Let’s work through an example, a software startup had annual recurring revenue (ARR) of $10M, 1,000 customers @ a $10K annual contract value per customer. A gorilla valued them at 6x ARR a premium on the market which is 4 -5x multiple on revenue typically, they get a $60M purchase price.
The gorilla then slots the product into its sales and marketing machine targeting its existing customers and its database of prospects, 100K of contacts. Say it converts 1.5% or 1.5K of new customers. It has just added a further $15M of ARR to the business. Now the business has $25M of ARR (including the existing customer base), even applying a conservative multiple say 4x ARR. It is now worth $100M. The gorilla hasn’t had to invest a huge amount in incremental customer acquisition costs or sales people as the resources / infrastructure already existed. It can now offer its existing portfolio of products to these customers, for even greater upside. They leveraged their scaled distribution, driving growth and enterprise value.
Capability
The ongoing digitisation of the economy and proliferation of new technology means gorillas are having their traditional business models cannibalised by start-ups whose products or services provide better customer experiences or solutions to their problems than the incumbents. They are also missing out on opportunities in emerging fields: drones, the sharing economy, block chain, sustainable energy, big data, nano tech and many other fields.
Big companies have often failed to transform through internal efforts – think the “digital transformation” project or internal incubators most big corporates implement and pay the likes of Accenture and McKinsey to implement with a huge failure rate. The reason they fail is that there are often too many competing interests at play that put barriers in place to making changes (ahem big executive bonuses), or the underlying culture doesn’t support innovation or entrepreneurial behaviours.
The quickest way to gain the capability required to maintain their position or capitalise on a growth opportunity is to purchase a business with the skillset or product extension that they can sell into their existing client base to increase revenues.

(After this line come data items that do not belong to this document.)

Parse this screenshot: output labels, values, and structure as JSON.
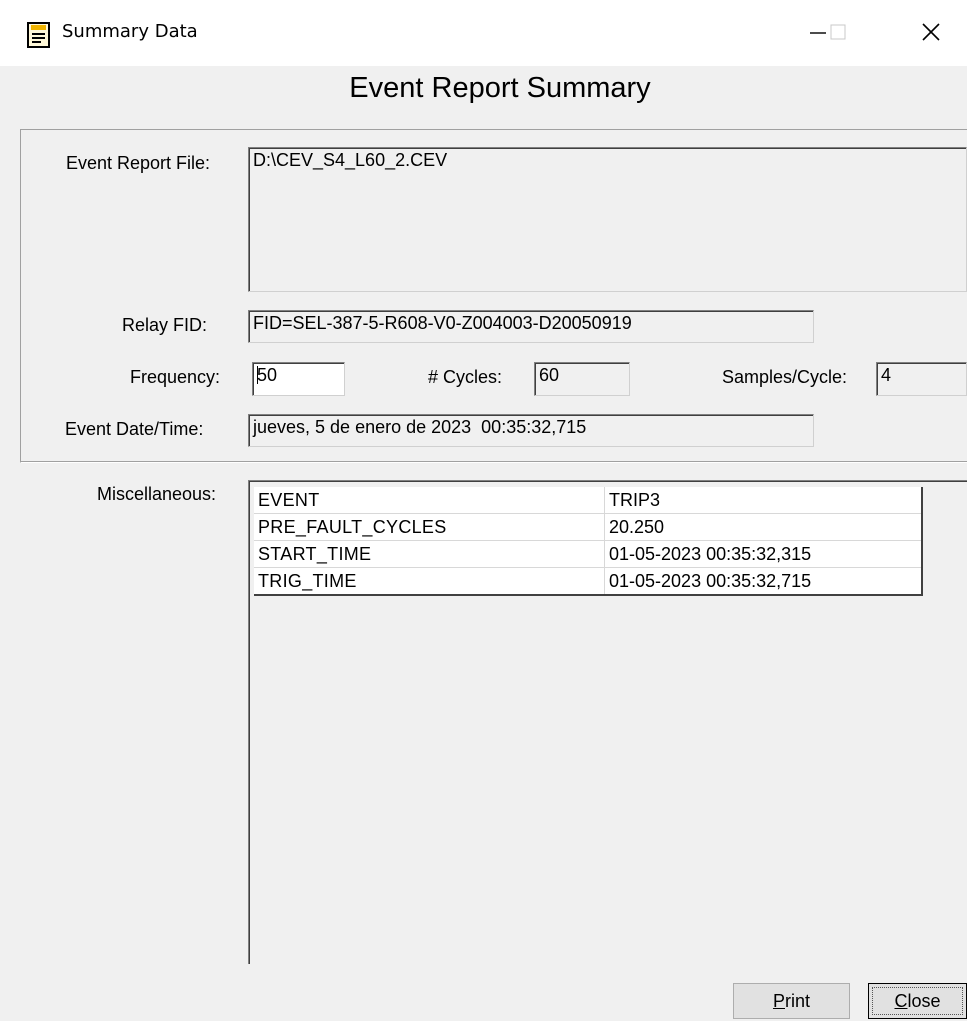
{
  "window": {
    "title": "Summary Data",
    "icon": "document-list-icon",
    "controls": {
      "minimize": "minimize-icon",
      "maximize": "maximize-icon",
      "close": "close-icon"
    }
  },
  "heading": "Event Report Summary",
  "fields": {
    "event_report_file": {
      "label": "Event Report File:",
      "value": "D:\\CEV_S4_L60_2.CEV"
    },
    "relay_fid": {
      "label": "Relay FID:",
      "value": "FID=SEL-387-5-R608-V0-Z004003-D20050919"
    },
    "frequency": {
      "label": "Frequency:",
      "value": "50"
    },
    "cycles": {
      "label": "# Cycles:",
      "value": "60"
    },
    "samples_per_cycle": {
      "label": "Samples/Cycle:",
      "value": "4"
    },
    "event_datetime": {
      "label": "Event Date/Time:",
      "value": "jueves, 5 de enero de 2023  00:35:32,715"
    }
  },
  "miscellaneous": {
    "label": "Miscellaneous:",
    "rows": [
      {
        "key": "EVENT",
        "value": "TRIP3"
      },
      {
        "key": "PRE_FAULT_CYCLES",
        "value": "20.250"
      },
      {
        "key": "START_TIME",
        "value": "01-05-2023 00:35:32,315"
      },
      {
        "key": "TRIG_TIME",
        "value": "01-05-2023 00:35:32,715"
      }
    ]
  },
  "buttons": {
    "print": {
      "mnemonic": "P",
      "rest": "rint"
    },
    "close": {
      "mnemonic": "C",
      "rest": "lose"
    }
  },
  "colors": {
    "window_bg": "#f0f0f0",
    "titlebar_bg": "#ffffff",
    "icon_accent": "#f0b400"
  }
}
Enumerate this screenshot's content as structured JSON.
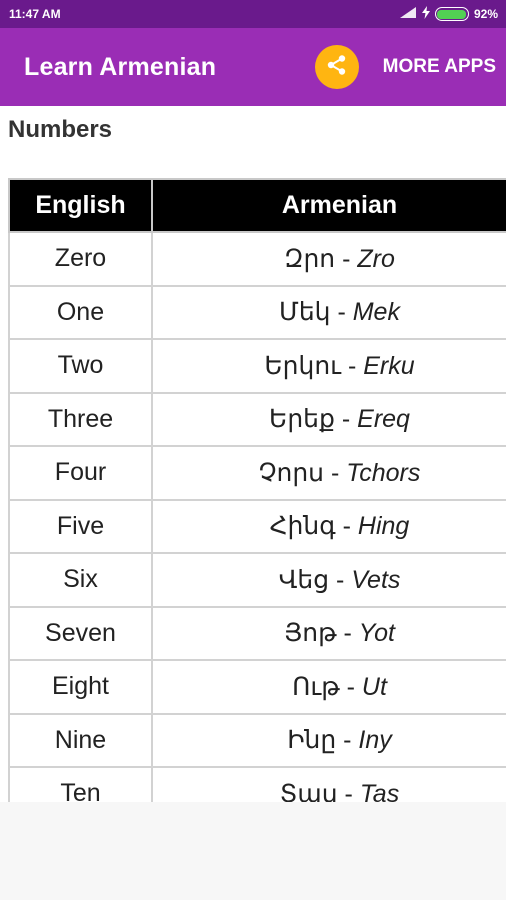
{
  "status_bar": {
    "time": "11:47 AM",
    "battery": "92%"
  },
  "app_bar": {
    "title": "Learn Armenian",
    "more_apps": "MORE APPS"
  },
  "section": {
    "title": "Numbers"
  },
  "table": {
    "headers": [
      "English",
      "Armenian"
    ],
    "rows": [
      {
        "english": "Zero",
        "armenian": "Զրո",
        "translit": "Zro"
      },
      {
        "english": "One",
        "armenian": "Մեկ",
        "translit": "Mek"
      },
      {
        "english": "Two",
        "armenian": "Երկու",
        "translit": "Erku"
      },
      {
        "english": "Three",
        "armenian": "Երեք",
        "translit": "Ereq"
      },
      {
        "english": "Four",
        "armenian": "Չորս",
        "translit": "Tchors"
      },
      {
        "english": "Five",
        "armenian": "Հինգ",
        "translit": "Hing"
      },
      {
        "english": "Six",
        "armenian": "Վեց",
        "translit": "Vets"
      },
      {
        "english": "Seven",
        "armenian": "Յոթ",
        "translit": "Yot"
      },
      {
        "english": "Eight",
        "armenian": "Ութ",
        "translit": "Ut"
      },
      {
        "english": "Nine",
        "armenian": "Ինը",
        "translit": "Iny"
      },
      {
        "english": "Ten",
        "armenian": "Տաս",
        "translit": "Tas"
      }
    ]
  },
  "colors": {
    "status_bar": "#6a1a8c",
    "app_bar": "#9a2db5",
    "share_button": "#ffb511",
    "battery": "#52d053"
  }
}
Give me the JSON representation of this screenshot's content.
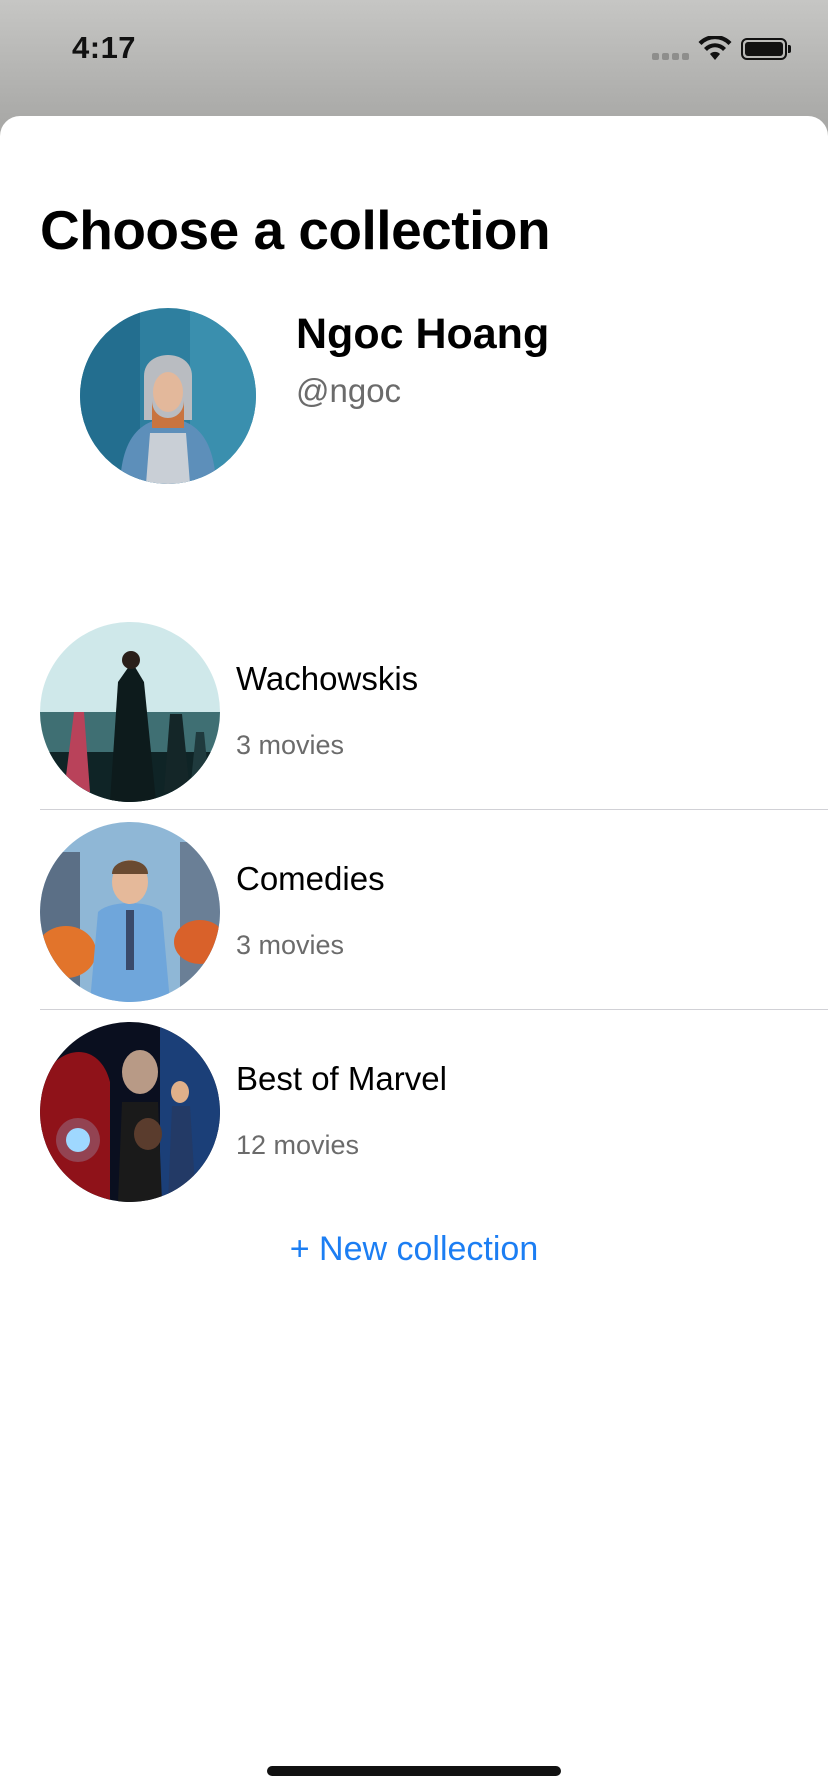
{
  "status_bar": {
    "time": "4:17",
    "icons": [
      "cellular-signal-icon",
      "wifi-icon",
      "battery-icon"
    ]
  },
  "sheet": {
    "title": "Choose a collection",
    "profile": {
      "name": "Ngoc Hoang",
      "handle": "@ngoc",
      "avatar_icon": "profile-photo"
    },
    "collections": [
      {
        "name": "Wachowskis",
        "count": "3 movies",
        "poster": "matrix-poster"
      },
      {
        "name": "Comedies",
        "count": "3 movies",
        "poster": "free-guy-poster"
      },
      {
        "name": "Best of Marvel",
        "count": "12 movies",
        "poster": "marvel-poster"
      }
    ],
    "new_collection_label": "+ New collection"
  },
  "colors": {
    "accent": "#1c7ef3",
    "secondary_text": "#6b6b6b",
    "divider": "#d1d1d6"
  }
}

Think IBMs acquisition of red hat a big data / analytics consultancy or the numerous acquisitions of digital agencies specialising in big data, social, B2B CRM by the likes of Saatchi and Saatchi and Universal McCann. The latter’s strategy is to acquire the small agency at todays valuation and then roll out their specific capability to their broader base of customers. In this scenario they can convert the start-ups existing base over to broader advertising agency services, PR, creative etc and also sell their start-ups new services to their existing base.
They often pay a premium to acquire the business, which means the founders and shareholders are cheering, but the upside is significant for the gorilla too!
Takeaways
If you are operating in an emerging technology field – either product or service and the plan is to sell or exit at some point, think about how you can either add capability or be a complimentary product to the gorillas of your industry. Don’t hesitate to start a dialogue with the big players, its good to get on their radar early on. If you can get an interested party looking to make a strategic acquisition, the chances are you can command a significant premium on your valuation, if you play your cards right!